FOX Sports NASCAR analyst and team owner Phil Parsons on the reduction of horsepower:
"The first thing that stuck out to me is that for the first time since 1974, we're going to have a reduction in horsepower for these engines – that excludes Daytona and Talladega from back in the late '80s when we went to the restrictor plates. When they went from big blocks to small blocks in the early '70s, that was the last time we had horsepower reduction, and it's going to be a fairly significant one here, going from about 900 to 725."
NASCAR on FOX analyst and former crew chief Larry McReynolds on the effect on racing:
"Well, NASCAR acknowledges the racing is good, but they know they can get it better, and when I talked to Kerry Tharp and Gene Stefanyshyn – I spent about 30 minutes on the phone with them this morning – I asked them the 'Why?' And the 'Why' is to create more passing for the lead, to create bigger packs of racing. They didn't just wake up last week and think, 'Oh, we think we'll change the rules.' They're trying to make the racing better. Now, the one thing we need to clear up, as far as the technical rules – the horsepower, the aero – it does not go into place until race number two, when we go to Atlanta Motor Speedway. It's not in play for the Daytona 500. NASCAR has been here since 1949 and I've been here for 34 years since 1980. Even though a lot of things have changed, there is one thing that has not changed: they always are looking at competition, cost and safety, and it looks like to me that at least two of those areas, they are hitting and hitting hard."
Six-time NASCAR Sprint Cup Series champion Jimmie Johnson on the testing ban:
"I think the 'no on-track testing' is going to be appreciated by crew members and everyone that is a part of these test sessions. It should save some money. It's going to put a heavier focus on our simulation program, our seven-post rigs … the things we do at the race shop to enhance the race cars. It's also going to make our practice sessions all that much more important.
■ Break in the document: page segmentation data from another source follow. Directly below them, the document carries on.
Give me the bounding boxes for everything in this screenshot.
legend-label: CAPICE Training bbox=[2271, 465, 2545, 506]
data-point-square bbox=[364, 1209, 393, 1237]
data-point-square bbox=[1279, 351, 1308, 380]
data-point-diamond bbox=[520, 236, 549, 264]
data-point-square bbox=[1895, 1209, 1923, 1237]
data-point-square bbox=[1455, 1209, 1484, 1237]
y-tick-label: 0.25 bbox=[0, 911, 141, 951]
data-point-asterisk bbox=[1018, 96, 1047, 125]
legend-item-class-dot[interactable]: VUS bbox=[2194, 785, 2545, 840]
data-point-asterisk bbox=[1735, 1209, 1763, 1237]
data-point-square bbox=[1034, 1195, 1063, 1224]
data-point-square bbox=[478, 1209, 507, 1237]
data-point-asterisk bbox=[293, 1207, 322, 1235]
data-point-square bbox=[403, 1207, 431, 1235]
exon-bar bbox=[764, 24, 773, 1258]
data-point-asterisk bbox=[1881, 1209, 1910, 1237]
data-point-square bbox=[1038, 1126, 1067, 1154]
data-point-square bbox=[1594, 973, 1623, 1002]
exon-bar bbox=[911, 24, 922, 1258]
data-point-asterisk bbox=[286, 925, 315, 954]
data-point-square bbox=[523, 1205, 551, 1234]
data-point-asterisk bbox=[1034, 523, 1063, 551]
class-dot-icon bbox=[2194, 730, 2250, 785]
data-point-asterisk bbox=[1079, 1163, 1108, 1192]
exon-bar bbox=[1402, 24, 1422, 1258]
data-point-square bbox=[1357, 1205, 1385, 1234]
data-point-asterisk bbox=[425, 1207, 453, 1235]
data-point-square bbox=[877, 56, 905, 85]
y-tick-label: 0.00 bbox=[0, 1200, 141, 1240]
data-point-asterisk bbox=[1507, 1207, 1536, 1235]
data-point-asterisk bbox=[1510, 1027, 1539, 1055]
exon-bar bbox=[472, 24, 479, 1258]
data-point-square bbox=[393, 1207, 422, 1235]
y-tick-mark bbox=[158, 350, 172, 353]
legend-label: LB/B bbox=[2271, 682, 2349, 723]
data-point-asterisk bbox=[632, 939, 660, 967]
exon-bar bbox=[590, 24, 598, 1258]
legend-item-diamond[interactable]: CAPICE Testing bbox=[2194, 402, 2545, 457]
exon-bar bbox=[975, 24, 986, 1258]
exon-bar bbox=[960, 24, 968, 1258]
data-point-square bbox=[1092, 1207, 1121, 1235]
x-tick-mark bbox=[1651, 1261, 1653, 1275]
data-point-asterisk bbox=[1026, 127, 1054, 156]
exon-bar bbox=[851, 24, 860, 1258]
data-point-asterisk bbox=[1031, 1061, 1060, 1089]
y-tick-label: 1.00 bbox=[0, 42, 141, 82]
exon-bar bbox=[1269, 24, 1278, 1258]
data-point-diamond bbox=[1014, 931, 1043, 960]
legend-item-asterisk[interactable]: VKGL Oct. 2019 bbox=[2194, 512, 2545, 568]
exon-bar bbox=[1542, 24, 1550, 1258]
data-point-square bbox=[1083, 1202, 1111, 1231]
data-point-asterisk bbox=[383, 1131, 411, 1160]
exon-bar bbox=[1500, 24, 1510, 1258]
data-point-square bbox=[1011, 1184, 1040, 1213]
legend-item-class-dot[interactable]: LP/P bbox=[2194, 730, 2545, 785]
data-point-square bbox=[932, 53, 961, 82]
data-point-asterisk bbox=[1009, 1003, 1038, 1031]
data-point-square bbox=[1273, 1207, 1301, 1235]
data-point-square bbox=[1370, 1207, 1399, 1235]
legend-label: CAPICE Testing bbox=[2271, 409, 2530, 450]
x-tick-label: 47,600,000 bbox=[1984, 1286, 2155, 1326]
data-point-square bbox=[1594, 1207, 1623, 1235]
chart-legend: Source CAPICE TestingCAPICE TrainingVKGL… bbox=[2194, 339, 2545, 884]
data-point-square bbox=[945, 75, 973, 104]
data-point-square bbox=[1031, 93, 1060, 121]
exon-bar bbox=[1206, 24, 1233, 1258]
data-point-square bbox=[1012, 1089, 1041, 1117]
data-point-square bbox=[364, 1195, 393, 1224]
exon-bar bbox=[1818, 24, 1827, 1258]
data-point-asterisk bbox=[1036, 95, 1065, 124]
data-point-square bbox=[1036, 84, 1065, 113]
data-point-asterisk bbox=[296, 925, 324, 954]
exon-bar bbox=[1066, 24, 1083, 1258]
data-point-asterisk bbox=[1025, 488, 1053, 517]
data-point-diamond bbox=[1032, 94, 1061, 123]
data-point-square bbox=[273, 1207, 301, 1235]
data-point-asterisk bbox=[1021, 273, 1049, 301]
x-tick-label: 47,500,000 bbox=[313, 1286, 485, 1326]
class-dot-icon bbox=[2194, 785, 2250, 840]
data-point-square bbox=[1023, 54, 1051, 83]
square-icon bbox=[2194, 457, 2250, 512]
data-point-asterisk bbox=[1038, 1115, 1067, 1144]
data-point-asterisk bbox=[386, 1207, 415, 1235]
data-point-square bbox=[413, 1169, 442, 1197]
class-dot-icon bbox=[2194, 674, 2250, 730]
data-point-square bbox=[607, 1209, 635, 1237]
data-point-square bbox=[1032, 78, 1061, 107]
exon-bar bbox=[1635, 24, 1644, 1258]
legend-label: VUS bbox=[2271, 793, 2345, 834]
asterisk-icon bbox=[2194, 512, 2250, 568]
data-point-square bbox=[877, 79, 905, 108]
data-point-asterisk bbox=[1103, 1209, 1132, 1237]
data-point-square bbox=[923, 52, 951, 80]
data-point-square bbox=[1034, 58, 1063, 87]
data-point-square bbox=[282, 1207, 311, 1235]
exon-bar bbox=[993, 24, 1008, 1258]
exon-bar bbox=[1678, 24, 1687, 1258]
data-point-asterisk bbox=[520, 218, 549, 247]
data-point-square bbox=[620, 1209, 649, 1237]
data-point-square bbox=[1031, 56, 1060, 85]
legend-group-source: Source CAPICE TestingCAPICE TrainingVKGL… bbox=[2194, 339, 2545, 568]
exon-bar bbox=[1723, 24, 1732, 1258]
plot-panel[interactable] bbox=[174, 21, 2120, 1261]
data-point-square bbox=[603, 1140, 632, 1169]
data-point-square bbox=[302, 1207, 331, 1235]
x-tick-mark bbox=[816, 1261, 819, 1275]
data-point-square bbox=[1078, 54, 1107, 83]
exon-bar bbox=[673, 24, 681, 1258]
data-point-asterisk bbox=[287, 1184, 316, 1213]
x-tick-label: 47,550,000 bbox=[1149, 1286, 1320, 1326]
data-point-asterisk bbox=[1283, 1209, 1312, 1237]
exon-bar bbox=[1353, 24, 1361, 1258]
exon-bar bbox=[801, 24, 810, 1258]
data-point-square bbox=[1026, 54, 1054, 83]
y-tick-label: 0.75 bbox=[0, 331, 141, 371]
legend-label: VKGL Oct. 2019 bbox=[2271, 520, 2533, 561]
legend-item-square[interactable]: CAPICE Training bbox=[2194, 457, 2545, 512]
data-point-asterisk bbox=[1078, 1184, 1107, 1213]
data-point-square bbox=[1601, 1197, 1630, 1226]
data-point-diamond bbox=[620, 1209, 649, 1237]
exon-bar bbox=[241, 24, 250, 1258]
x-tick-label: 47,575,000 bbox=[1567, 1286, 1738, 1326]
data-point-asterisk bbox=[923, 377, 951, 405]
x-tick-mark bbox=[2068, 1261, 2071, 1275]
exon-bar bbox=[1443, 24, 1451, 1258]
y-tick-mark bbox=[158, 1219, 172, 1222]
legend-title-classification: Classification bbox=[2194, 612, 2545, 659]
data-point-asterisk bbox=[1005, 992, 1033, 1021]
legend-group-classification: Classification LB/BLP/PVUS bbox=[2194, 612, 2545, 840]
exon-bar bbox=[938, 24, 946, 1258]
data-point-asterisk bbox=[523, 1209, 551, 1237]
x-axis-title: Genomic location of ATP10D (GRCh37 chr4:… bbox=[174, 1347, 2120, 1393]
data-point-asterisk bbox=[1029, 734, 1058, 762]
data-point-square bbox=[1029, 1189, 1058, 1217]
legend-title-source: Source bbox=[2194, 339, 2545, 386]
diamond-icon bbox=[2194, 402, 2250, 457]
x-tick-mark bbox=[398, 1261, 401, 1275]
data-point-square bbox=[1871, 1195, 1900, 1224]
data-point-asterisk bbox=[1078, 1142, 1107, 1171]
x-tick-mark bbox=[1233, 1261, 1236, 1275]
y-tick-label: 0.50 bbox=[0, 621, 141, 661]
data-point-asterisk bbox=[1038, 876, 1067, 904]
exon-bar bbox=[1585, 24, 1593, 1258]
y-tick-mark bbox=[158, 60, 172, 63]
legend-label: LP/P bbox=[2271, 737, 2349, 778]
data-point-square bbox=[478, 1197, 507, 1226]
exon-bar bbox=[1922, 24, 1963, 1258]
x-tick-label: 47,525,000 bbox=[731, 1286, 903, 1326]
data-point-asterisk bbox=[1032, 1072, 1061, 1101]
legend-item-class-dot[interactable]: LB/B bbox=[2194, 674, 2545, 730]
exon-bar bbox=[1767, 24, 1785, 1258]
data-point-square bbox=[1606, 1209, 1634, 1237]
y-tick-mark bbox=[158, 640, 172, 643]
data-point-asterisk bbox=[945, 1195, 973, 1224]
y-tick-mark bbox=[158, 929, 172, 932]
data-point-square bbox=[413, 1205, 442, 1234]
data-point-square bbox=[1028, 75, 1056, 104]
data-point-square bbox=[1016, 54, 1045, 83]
The start of the year, they are going to be full-on test sessions, trying big package changes on the race cars. We'll all be fine-tuning, so that can make things entertaining and fun. Then, we'll just have to see if the thing that's out there – tire tests. What do tire tests look like? That might be an opportunity that race teams have a chance to go and learn and get data sets from these race tracks."
Steve O'Donnell, NASCAR Executive Vice President and Chief Racing Development Officer, on the evolution of the rules:
"I think it's really a continuous march to put the best racing product out there for our race fans. We think we've done that with a combination of aero, engine and working together with Goodyear – probably the most collaborative effort I have seen within the industry, with the race teams, the OEMs and the drivers. It really puts us in a good spot as we head into 2015."
O'Donnell on the overall feedback from teams:
"It's been really positive. This really started over a year ago with the test at Charlotte. We've tested a number of things, including the horsepower in the race cars, and what we learned from there was that, coupled with the aero package, really made a huge difference. And when we looked at that through a lot of computer simulation and worked with the race teams, got their input. I think, through all that, a lot of great science and a lot of great input from the industry, we landed in a really good spot as we head to 2015."
O'Donnell on teams' reaction to testing ban:
"That really came a lot from the race teams … in talking to the teams more and more this year, in talking about some of the things they are challenged with, one of them was just an exorbitant amount of testing, not necessarily NASCAR or Goodyear testing, but the amount of private testing that goes on. We worked together with the teams to put an all-out ban on private testing with a P6 penalty that will be in place if anyone is caught, which is a very significant penalty. Hopefully, something we've never got to go forth with, but we think we landed in a very good spot with banning that, but also putting together a new testing policy where we are going to work with Goodyear and the race teams to have more relevant tests, where teams can go and utilize the tire data from Goodyear, have the input from NASCAR and it really becomes more collaborative as we work together, not only on '15, but that march toward 2016."
O'Donnell on enforcing the testing ban:
"As with any rules, there are always challenges … but I think one of the great things about this one is the teams also asked for it, and as you know, the teams are not too shy about telling on one another as well, so we know it won't be just NASCAR, we have a lot of people out there with social media and different things with the teams keeping an eye on one another. I don't want to say it is all self-policing, because we've got a job to do, but we're confident in the rule and we are confident in the penalty that we have established."
NASCAR driver Carl Edwards on the immediate impact on racing by the new rules:
"I honestly don't believe it will have a big impact on the racing. I think a lot of the fans are really excited about the racing they are seeing right now, but I do believe that this is a signal to the fans, the drivers, to everyone, that NASCAR is going in what I believe is the right direction. And that is to start removing aero impact from the cars. Every driver wants to be able to go down there in the corner, slide the car sideways, race bumper to bumper, and at the end of the day, NASCAR assures us as competitors that they are headed in that direction. I think that cutting a little bit of the spoiler off, getting rid of some of that pan – it's a small thing, but it is a start in the right direction."